午後:債券サマリー 先物は小反落、引けにかけポジション調整売りに押される


 31日の債券市場で、先物中心限月6月限は小反落。原油先物相場の騰勢が和らいだことを手掛かりに買われる場面があったものの、引けにかけては年度末に伴うポジション調整売りに押された。

 ドバイ港に停泊中のクウェートの原油タンカーがイランの攻撃を受けたと伝えられ、日本時間朝方の時間外取引で米原油先物相場の上げ幅が拡大。エネルギーの輸入依存度が高い日本の物価上振れリスクが意識され、債券先物は午前9時10分すぎに130円19銭まで軟化する場面があった。ただ、米紙ウォール⁠・ストリート・ジャーナル(WSJ)が「トランプ米大統領が側近に対し、ホルムズ海峡の封鎖がほとんど解除されないままでも、対イラン軍事作戦を終わらせる用意があると語った」と報じ、米原油先物相場の上げが一服すると債券先物に買いが流入。また、前日に米長期金利が低下し、この日の時間外取引で水準を更に切り下げたことも円債の支えとなった。

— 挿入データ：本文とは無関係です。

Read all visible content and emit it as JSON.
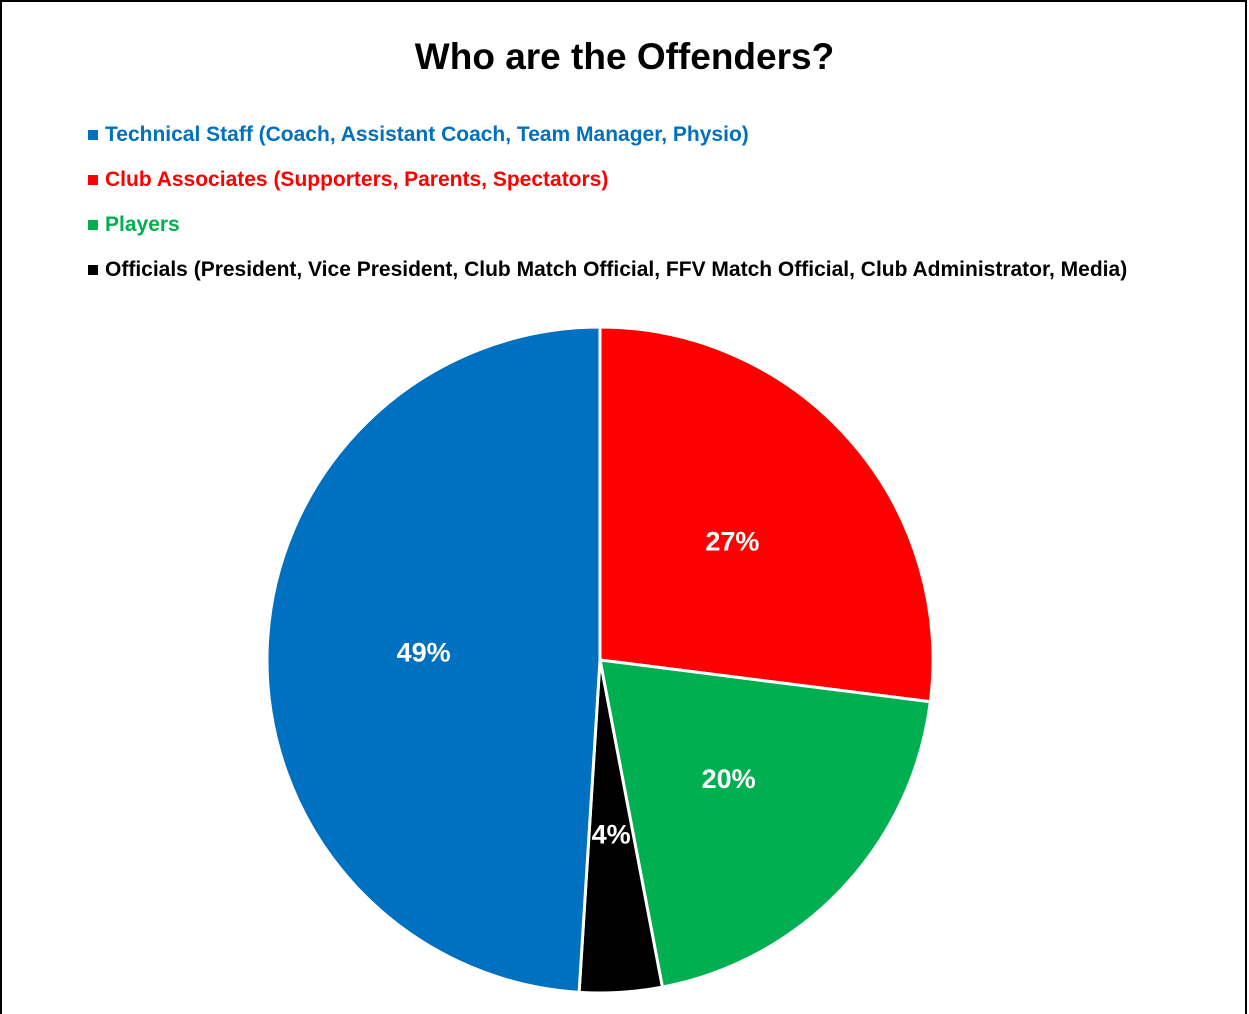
{
  "chart_data": {
    "type": "pie",
    "title": "Who are the Offenders?",
    "legend_position": "top-left",
    "slices": [
      {
        "name": "Club Associates (Supporters, Parents, Spectators)",
        "value": 27,
        "label": "27%",
        "color": "#FF0000"
      },
      {
        "name": "Players",
        "value": 20,
        "label": "20%",
        "color": "#00B050"
      },
      {
        "name": "Officials (President, Vice President, Club Match Official, FFV Match Official, Club Administrator, Media)",
        "value": 4,
        "label": "4%",
        "color": "#000000"
      },
      {
        "name": "Technical Staff (Coach, Assistant Coach, Team Manager, Physio)",
        "value": 49,
        "label": "49%",
        "color": "#0070C0"
      }
    ],
    "legend_order": [
      "Technical Staff (Coach, Assistant Coach, Team Manager, Physio)",
      "Club Associates (Supporters, Parents, Spectators)",
      "Players",
      "Officials (President, Vice President, Club Match Official, FFV Match Official, Club Administrator, Media)"
    ]
  }
}
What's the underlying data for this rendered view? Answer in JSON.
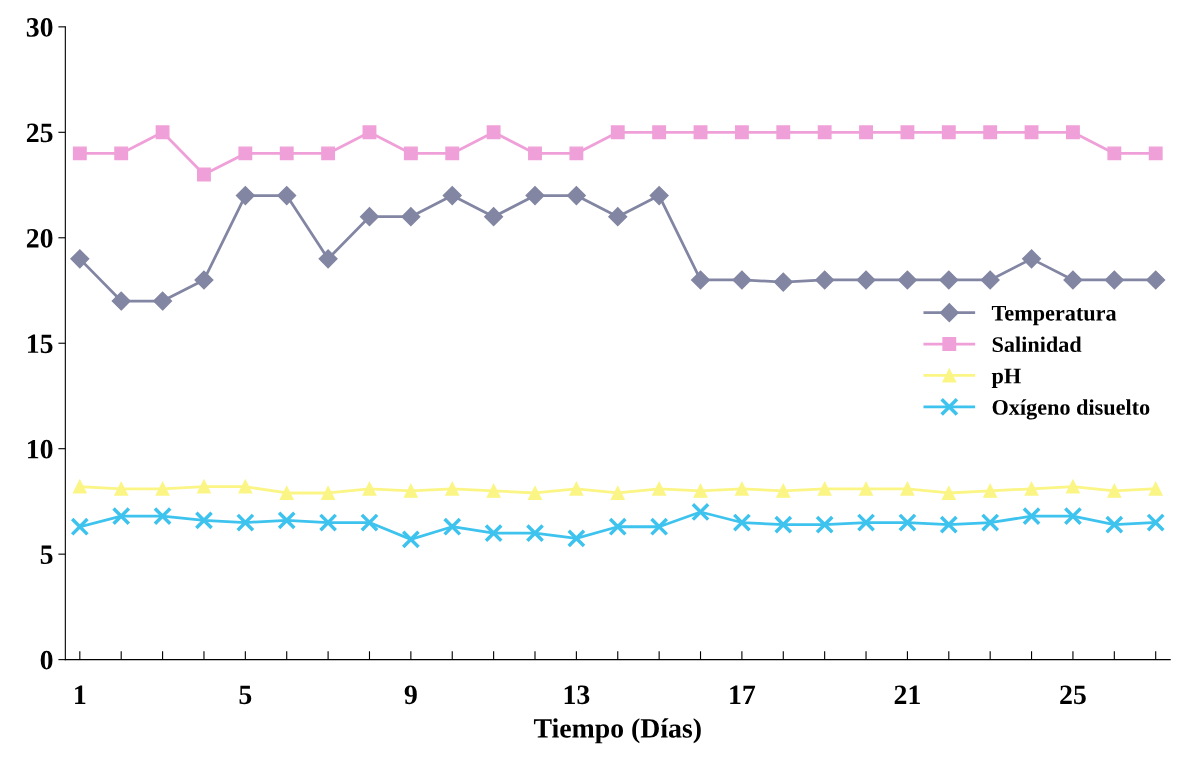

午後には2年債入札を無難に通過した安心感も加わり、午後2時00分すぎには一時130円56銭まで上伸した。とはいえ、きょうは月末・年度末とあって持ち高調整の動きが出やすく、引けにかけて伸び悩み。日本時間今晩に2月の米雇用動態調査(JOLTS)や3月の米消費者信頼感指数などが発表されるほか、あすに日銀全国企業短期経済観測調査(短観)の公表を控えていることも動きにくさにつながったようだ。なお、2年債入札の結果は、小さければ好調とされるテール(平均落札価格と最低落札価格の差)が1銭2厘と前回(2月27日)の1銭3厘からやや縮小し、投資家需要の強弱を反映する応札倍率は3.54倍と前回の3.32倍を上回った。

 先物6月限の終値は、前日比3銭安の130円31銭となった。一方、現物債市場で10年債の利回りは、午後3時時点で前日に比べて0.005%低い2.355%で推移している。